Now, some of you may think that newer always is better. Just update and trust the developers. But that is not how things work in real life. Generally, we should stick to the paradigm of “never change a running system”, unless […]: sometimes, an update might change behavior, which might not be desired. Sometimes an update might fix a security issue, which one should know about and update immediately. Or the update resolves a usability issue. Such considerations are true for updates for any kind of software. But, in the context of WordPress, there is an even more important topic to consider when updating a theme: an update might break child themes. Or, as expressed by xkcd: “Every change breaks someones workflow”:

http://xkcd.com/1172
http://xkcd.com/1172

A theme can be used by other developers, as a so-called parent theme, in a library fashion — it provides a programming interface. This affects many websites, like mine: a couple of years ago I have decided to base the theme used on my website (here) on the TwentyTwelve theme. I went ahead and created a child theme, which inherits most of its code from TwentyTwelve and changes layout and behavior only in a few aspects. I definitely cannot blindly press the “update” button when TwentyTwelve retrieves an update. This might immediately change the interface I developed my child against, and can consequently break any component of my child theme. Obviously, I cannot just try this out with my live/public website. So, I have to test this update before, in a development environment which is not public.
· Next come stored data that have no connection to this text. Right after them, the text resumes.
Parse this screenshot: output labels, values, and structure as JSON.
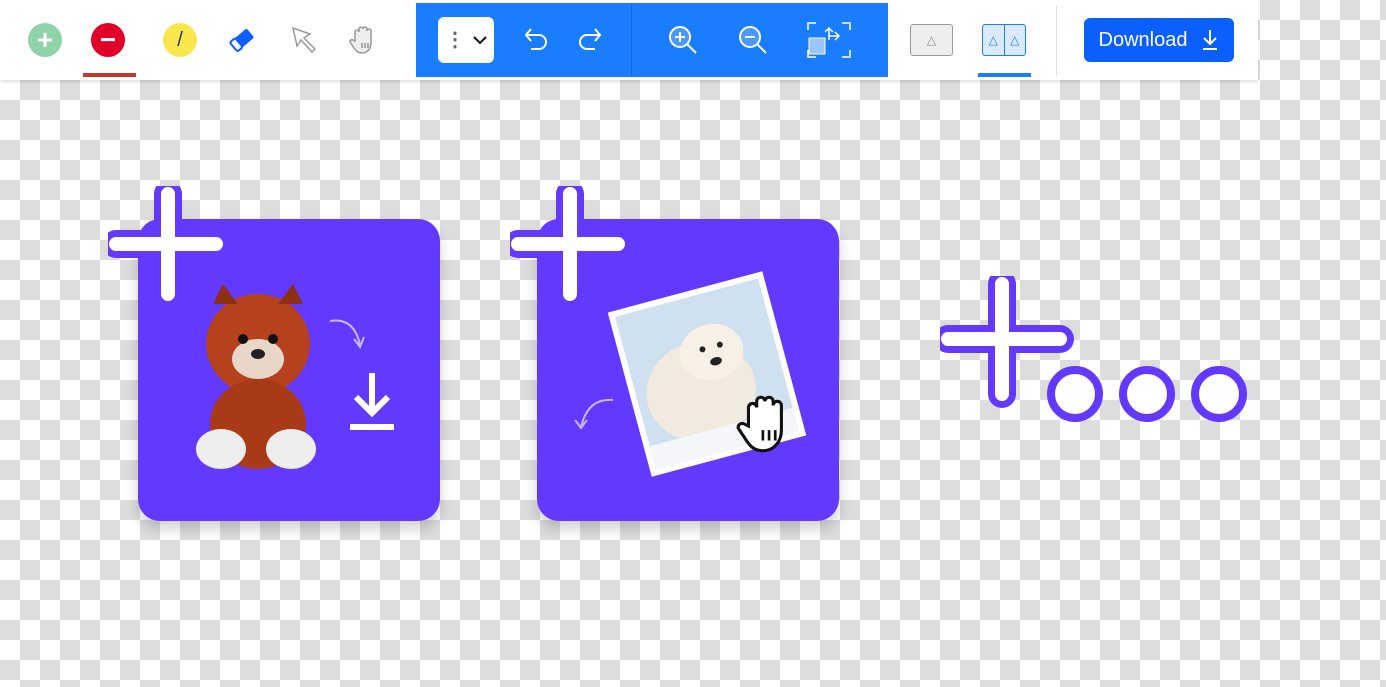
{
  "toolbar": {
    "tools": [
      {
        "name": "add-tool",
        "icon": "plus-circle-icon",
        "color": "#8fd3a8"
      },
      {
        "name": "remove-tool",
        "icon": "minus-circle-icon",
        "color": "#e2002b",
        "active": true
      },
      {
        "name": "brush-tool",
        "icon": "slash-circle-icon",
        "color": "#f9e64c"
      },
      {
        "name": "eraser-tool",
        "icon": "eraser-icon",
        "color": "#0b5fff"
      },
      {
        "name": "select-tool",
        "icon": "pointer-icon"
      },
      {
        "name": "pan-tool",
        "icon": "hand-icon"
      }
    ],
    "view_modes": {
      "single": "single-view",
      "split": "split-view",
      "active": "split"
    },
    "download_label": "Download",
    "accent": "#1a7cff",
    "active_underline": "#c8372d"
  },
  "canvas": {
    "card_color": "#6339ff",
    "cards": [
      {
        "subject": "teddy-fox-plush",
        "action": "download-icon"
      },
      {
        "subject": "white-dog-photo",
        "action": "hand-icon"
      }
    ]
  }
}
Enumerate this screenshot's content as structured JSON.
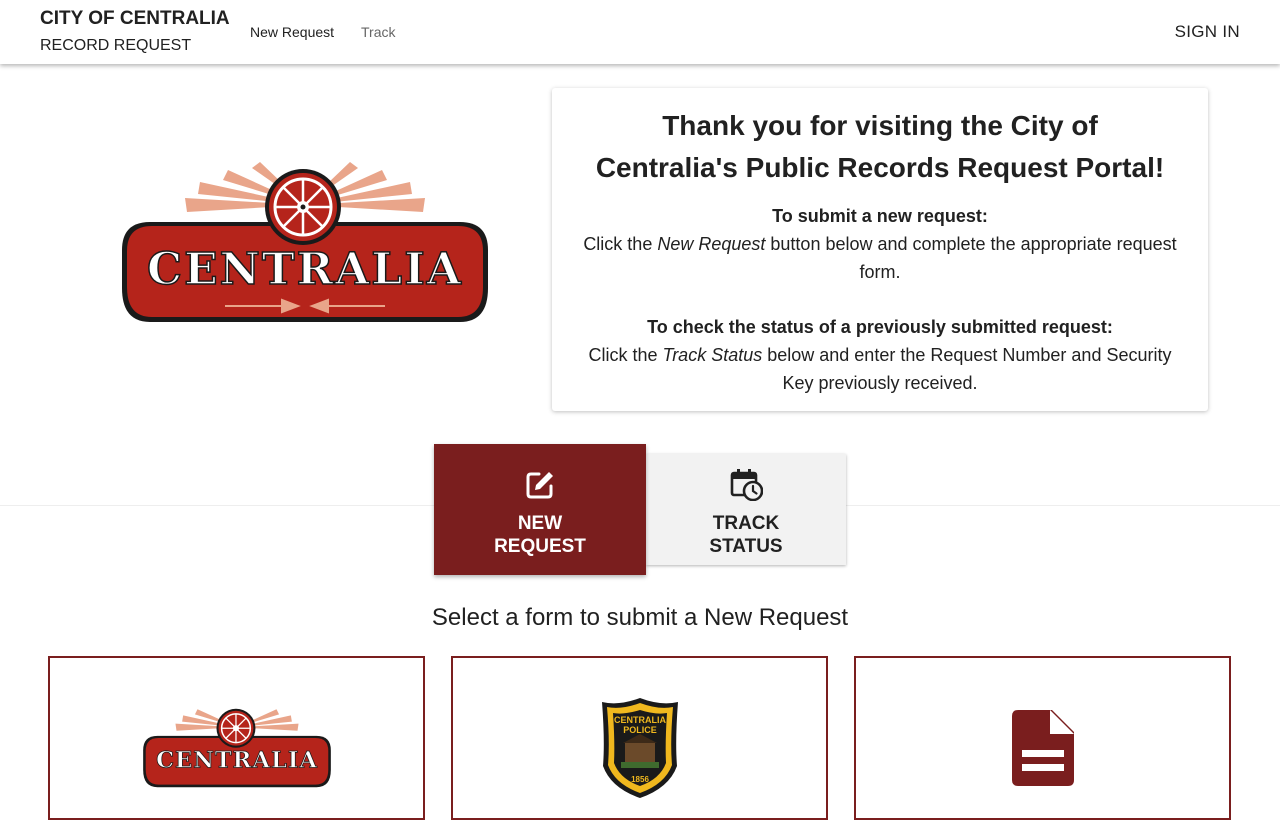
{
  "header": {
    "title": "CITY OF CENTRALIA",
    "subtitle": "RECORD REQUEST",
    "nav": {
      "new_request": "New Request",
      "track": "Track"
    },
    "sign_in": "SIGN IN"
  },
  "logo": {
    "text": "CENTRALIA"
  },
  "welcome": {
    "heading": "Thank you for visiting the City of Centralia's Public Records Request Portal!",
    "submit": {
      "title": "To submit a new request:",
      "prefix": "Click the ",
      "emphasis": "New Request",
      "suffix": " button below and complete the appropriate request form."
    },
    "check": {
      "title": "To check the status of a previously submitted request:",
      "prefix": "Click the ",
      "emphasis": "Track Status",
      "suffix": " below and enter the Request Number and Security Key previously received."
    }
  },
  "actions": {
    "new_request": {
      "label": "NEW REQUEST",
      "icon": "edit-square-icon"
    },
    "track_status": {
      "label": "TRACK STATUS",
      "icon": "calendar-clock-icon"
    }
  },
  "forms": {
    "heading": "Select a form to submit a New Request",
    "cards": [
      {
        "icon": "centralia-logo"
      },
      {
        "icon": "centralia-police-badge",
        "badge_text": "CENTRALIA POLICE",
        "badge_year": "1856"
      },
      {
        "icon": "document-icon"
      }
    ]
  },
  "colors": {
    "accent": "#7a1e1e",
    "logo_red": "#b5241b",
    "logo_rays": "#e9a58a"
  }
}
If proper release notes were available, I could possibly skip that testing and apply such an update right away if it’s just a minor one. Or, I would be alerted that there is a security hole fixed with a breaking change in the parent theme, and I’d know that I have to quickly react and re-work my child theme so that I can safely apply the update to the parent. These things need to be communicated, like in any other open source project with a decent release policy.

Concluding remarks

Yes, there are ways to reconstruct and analyze the code changes that were made. This URL structure actually is quite helpful for generating diffs between theme versions: https://themes.trac.wordpress.org/changeset?old_path=/twentytwelve/1.4&new_path=/twentytwelve/1.6. That URL shows differences between TwentyTwelve 1.4 and 1.6. The same structure can be used for other official themes and version combinations. However, this does not replace a proper change log. WordPress is a mature, large-scale open source project with a huge developer community. Themes from the TwentyXXX series are a major component of this project. The project should provide change logs and/or release notes for every update — for compliance with expectations, and for enabling sound engineering decisions. Others want this, too:

Can any one point me to the release notes for 1.2 or a list of the applied changes? Updating from 1.1 has caused some minor, but unexpected presentation changes on one of my child themes, and I’d like to know what else has changed and what to test for before I upgrade further sites.